Symptoms of Glaucoma
The early stages of glaucoma often have no symptoms, which is why it is sometimes referred to as the “silent thief of sight.” This is why regular eye exams are important, especially for people at higher risk of developing glaucoma, such as those over the age of 60, people with a family history of glaucoma, and people of African or Hispanic descent.
However, there are some symptoms that may develop as glaucoma progresses. These include:
Gradual loss of peripheral vision, or the sides of the visual field
Tunnel vision, or a narrow field of vision
Halos around lights
Eye pain or redness
If you experience any of these symptoms, it is important to see an eye doctor as soon as possible. Early diagnosis and treatment can help slow the progression of glaucoma and prevent vision loss.
Types of Glaucoma
There are several types of glaucoma, each with its own characteristics and treatment options. The two main types of glaucoma are:
Open-angle glaucoma: This is the most common type of glaucoma, accounting for about 90% of cases. It develops slowly and has no symptoms in the early stages. It is often associated with an increase in IOP, but not always. The drainage angle between the iris and the cornea remains open, but the flow of fluid out of the eye is blocked.

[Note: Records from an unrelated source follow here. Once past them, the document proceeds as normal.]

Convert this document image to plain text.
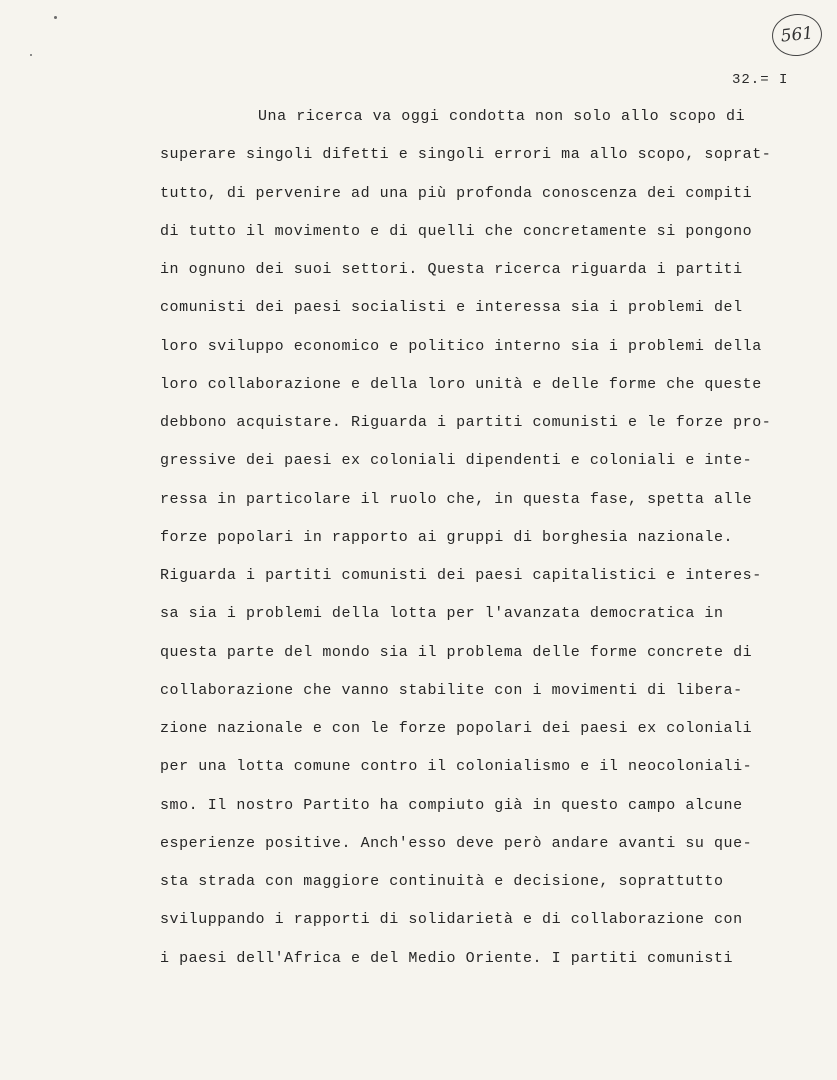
561
32.= I
Una ricerca va oggi condotta non solo allo scopo di
superare singoli difetti e singoli errori ma allo scopo, soprat-
tutto, di pervenire ad una più profonda conoscenza dei compiti
di tutto il movimento e di quelli che concretamente si pongono
in ognuno dei suoi settori. Questa ricerca riguarda i partiti
comunisti dei paesi socialisti e interessa sia i problemi del
loro sviluppo economico e politico interno sia i problemi della
loro collaborazione e della loro unità e delle forme che queste
debbono acquistare. Riguarda i partiti comunisti e le forze pro-
gressive dei paesi ex coloniali dipendenti e coloniali e inte-
ressa in particolare il ruolo che, in questa fase, spetta alle
forze popolari in rapporto ai gruppi di borghesia nazionale.
Riguarda i partiti comunisti dei paesi capitalistici e interes-
sa sia i problemi della lotta per l'avanzata democratica in
questa parte del mondo sia il problema delle forme concrete di
collaborazione che vanno stabilite con i movimenti di libera-
zione nazionale e con le forze popolari dei paesi ex coloniali
per una lotta comune contro il colonialismo e il neocoloniali-
smo. Il nostro Partito ha compiuto già in questo campo alcune
esperienze positive. Anch'esso deve però andare avanti su que-
sta strada con maggiore continuità e decisione, soprattutto
sviluppando i rapporti di solidarietà e di collaborazione con
i paesi dell'Africa e del Medio Oriente. I partiti comunisti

Angle-closure glaucoma: This type of glaucoma is less common, but it can be more severe. It is caused by a blockage of the drainage angle between the iris and the cornea, leading to a rapid increase in IOP. This can cause symptoms such as eye pain, headache, nausea, and vomiting. Angle-closure glaucoma is a medical emergency and requires immediate treatment to prevent vision loss.
Treatment for Glaucoma
The goal of treatment for glaucoma is to lower IOP and prevent further damage to the optic nerve. There are several treatment options available, including medications, laser surgery, and traditional surgery.
Medications: Glaucoma medications come in various forms, including eye drops, pills, and injections. These medications work by decreasing the production of fluid in the eye or increasing the drainage of fluid out of the eye.
Laser surgery: Laser surgery, also known as laser trabeculoplasty, is a non-invasive procedure that uses a laser to create small openings in the drainage angle to improve the outflow of fluid from the eye.
Traditional surgery: Traditional surgery, also known as filtering surgery, involves creating a new drainage pathway for fluid to flow out of the eye. This can be done through a small incision in the eye or by using a laser.
The type of treatment recommended will depend on the type and severity of the glaucoma, as well as the overall health of the patient. In some cases, more than one type of treatment may be needed to control IOP and protect the optic nerve.